Now, we will split the document. The return value of loader.load() is a list, and the whole chapter is only one document. It is better and efficient to split the document to store, embed, and give it to language model.

RecursiveCharacterTextSplitter will separate the file for every sentence or paragraph ending to keep the semantic meaning of sentences.

## Tiktoken
- token doesn't mean just a letter, it could be a word, a text, or a chunk of text. 
- To see the difference between token and characters, refer to OpenAI tokenizer : https://platform.openai.com/tokenizer

In [11]:
from langchain.text_splitter import RecursiveCharacterTextSplitter
from langchain.text_splitter import CharacterTextSplitter

splitter = CharacterTextSplitter.from_tiktoken_encoder(
    chunk_size=300,
    chunk_overlap=100,
    separator="\n",
)

loader = UnstructuredFileLoader("./files/chapter_one.docx")

loader.load_and_split(text_splitter=splitter)

len(loader.load_and_split(text_splitter=splitter))


25

## Embedding

#### Vectors
Below cell is just an example of how each word in the list converted to vectors (numbers)

In [12]:
from langchain.embeddings import OpenAIEmbeddings

embedder = OpenAIEmbeddings()

# this is the vector with all dimesions for the word "hi"
hi = embedder.embed_query("Hi")
len(hi) #total 1536 dimensions only for the word "hi"

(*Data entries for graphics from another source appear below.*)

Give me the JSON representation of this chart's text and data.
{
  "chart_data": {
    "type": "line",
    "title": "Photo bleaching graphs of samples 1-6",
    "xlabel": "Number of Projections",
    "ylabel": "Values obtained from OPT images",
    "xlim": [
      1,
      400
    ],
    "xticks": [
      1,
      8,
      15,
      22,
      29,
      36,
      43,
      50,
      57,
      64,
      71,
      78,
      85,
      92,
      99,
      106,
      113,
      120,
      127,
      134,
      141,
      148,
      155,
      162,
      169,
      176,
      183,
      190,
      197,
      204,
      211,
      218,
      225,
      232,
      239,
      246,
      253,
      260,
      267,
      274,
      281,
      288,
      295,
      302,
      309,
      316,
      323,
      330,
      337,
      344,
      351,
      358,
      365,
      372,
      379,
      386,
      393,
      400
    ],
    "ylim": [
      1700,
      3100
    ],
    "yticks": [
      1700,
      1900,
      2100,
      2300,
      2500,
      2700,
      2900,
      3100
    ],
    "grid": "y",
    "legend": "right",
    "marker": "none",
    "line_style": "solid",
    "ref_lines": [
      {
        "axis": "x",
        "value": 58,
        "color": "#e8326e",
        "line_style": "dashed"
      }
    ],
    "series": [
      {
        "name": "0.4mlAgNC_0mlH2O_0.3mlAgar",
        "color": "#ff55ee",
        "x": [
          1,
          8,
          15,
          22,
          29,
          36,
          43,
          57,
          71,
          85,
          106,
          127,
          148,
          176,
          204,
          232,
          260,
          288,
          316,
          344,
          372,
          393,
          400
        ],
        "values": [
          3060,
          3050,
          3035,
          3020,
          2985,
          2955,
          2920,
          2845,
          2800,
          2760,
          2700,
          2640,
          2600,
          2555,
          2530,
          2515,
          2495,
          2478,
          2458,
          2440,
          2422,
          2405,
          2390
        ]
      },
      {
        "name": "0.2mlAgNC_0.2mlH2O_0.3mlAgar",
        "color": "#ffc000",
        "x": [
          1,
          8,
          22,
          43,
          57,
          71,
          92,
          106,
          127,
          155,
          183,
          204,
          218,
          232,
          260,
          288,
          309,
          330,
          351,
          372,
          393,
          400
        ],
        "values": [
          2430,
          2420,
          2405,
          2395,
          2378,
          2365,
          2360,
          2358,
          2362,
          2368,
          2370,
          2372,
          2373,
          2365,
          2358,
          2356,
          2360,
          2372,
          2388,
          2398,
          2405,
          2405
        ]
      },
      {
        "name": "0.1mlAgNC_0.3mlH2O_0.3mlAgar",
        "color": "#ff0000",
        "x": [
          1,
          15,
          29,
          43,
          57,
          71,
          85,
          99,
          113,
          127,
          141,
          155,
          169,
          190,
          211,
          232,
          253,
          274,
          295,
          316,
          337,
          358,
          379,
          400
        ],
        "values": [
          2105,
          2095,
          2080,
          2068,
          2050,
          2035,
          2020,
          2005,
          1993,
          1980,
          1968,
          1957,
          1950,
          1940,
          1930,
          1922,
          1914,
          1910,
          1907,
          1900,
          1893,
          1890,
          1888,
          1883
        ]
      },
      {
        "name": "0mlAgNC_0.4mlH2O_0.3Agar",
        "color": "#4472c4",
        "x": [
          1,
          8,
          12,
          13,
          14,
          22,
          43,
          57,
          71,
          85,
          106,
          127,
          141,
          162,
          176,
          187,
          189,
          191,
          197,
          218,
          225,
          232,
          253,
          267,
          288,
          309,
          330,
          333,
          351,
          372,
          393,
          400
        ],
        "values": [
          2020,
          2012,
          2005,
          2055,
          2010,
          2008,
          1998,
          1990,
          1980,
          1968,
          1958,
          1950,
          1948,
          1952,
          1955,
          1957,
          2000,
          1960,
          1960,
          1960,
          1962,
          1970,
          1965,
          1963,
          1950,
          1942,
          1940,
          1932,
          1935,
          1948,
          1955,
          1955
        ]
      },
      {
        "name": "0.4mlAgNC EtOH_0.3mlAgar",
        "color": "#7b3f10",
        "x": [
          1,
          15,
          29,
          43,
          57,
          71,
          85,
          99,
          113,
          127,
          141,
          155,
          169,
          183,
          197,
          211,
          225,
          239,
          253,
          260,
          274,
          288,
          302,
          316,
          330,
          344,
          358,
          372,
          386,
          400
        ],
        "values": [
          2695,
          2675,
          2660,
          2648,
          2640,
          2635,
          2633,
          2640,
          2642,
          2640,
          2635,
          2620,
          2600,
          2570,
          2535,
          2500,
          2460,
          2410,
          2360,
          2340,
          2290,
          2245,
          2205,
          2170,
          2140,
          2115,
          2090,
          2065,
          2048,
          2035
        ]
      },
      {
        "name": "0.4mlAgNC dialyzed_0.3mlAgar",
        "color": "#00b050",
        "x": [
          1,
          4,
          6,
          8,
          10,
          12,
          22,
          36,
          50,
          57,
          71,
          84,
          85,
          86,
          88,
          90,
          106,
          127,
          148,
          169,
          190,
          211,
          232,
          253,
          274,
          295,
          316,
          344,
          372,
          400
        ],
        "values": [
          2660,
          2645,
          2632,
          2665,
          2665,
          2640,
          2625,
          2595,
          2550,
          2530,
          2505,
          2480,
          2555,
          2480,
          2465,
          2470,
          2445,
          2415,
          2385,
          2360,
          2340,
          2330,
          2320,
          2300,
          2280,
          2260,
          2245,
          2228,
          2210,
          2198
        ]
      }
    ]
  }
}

vector = embedder.embed_documents(
    [
    "hi",
    "how",
    "are",
    "you longer sentences",
    ]
)
print(len(vector), len(vector[0]))

4 1536


 Vector stores is sort of databases.
 1) Create vectors  
 2) Cache those vectors  
 3) Put those vectors inside of the Vector store 
 4) Perform searches to find relevant docs

Without cache, if we re-run the entire cell, this would cost more money. So it is better to save it in cache. 
Cache these embeddings.

In [23]:
from langchain.embeddings import CacheBackedEmbeddings
from langchain.vectorstores import FAISS
from langchain.storage import LocalFileStore
from langchain.chat_models import ChatOpenAI
from langchain.chains import RetrievalQA

llm = ChatOpenAI()

cache_dir = LocalFileStore("./.cache/")

splitter = CharacterTextSplitter.from_tiktoken_encoder(
    separator="\n",
    chunk_size=300,
    chunk_overlap=100,
)

# Load 
loader = UnstructuredFileLoader("./files/chapter_one.docx")

# Transform 
docs = loader.load_and_split(text_splitter=splitter)

# Embed 
embeddings = OpenAIEmbeddings()

# When we embed the file, first, we check if those embeddings already exist in our cache.
cached_embeddings = CacheBackedEmbeddings.from_bytes_store(
    embeddings, cache_dir
)

# If not, call vectorestore chroma
vectorstore = FAISS.from_documents(docs, cached_embeddings)

chain = RetrievalQA.from_chain_type(
    llm=llm,
    chain_type="refine",
    retriever=vectorstore.as_retriever(),
)

Now we can start search in vector space.

In [22]:
results = vectorstore.similarity_search("where does Mr.Jones live")

In [26]:
chain.run("How old is Major?")

"The new context does not provide any information about Major's age. Therefore, the original answer of Major's age being twelve years old remains the same."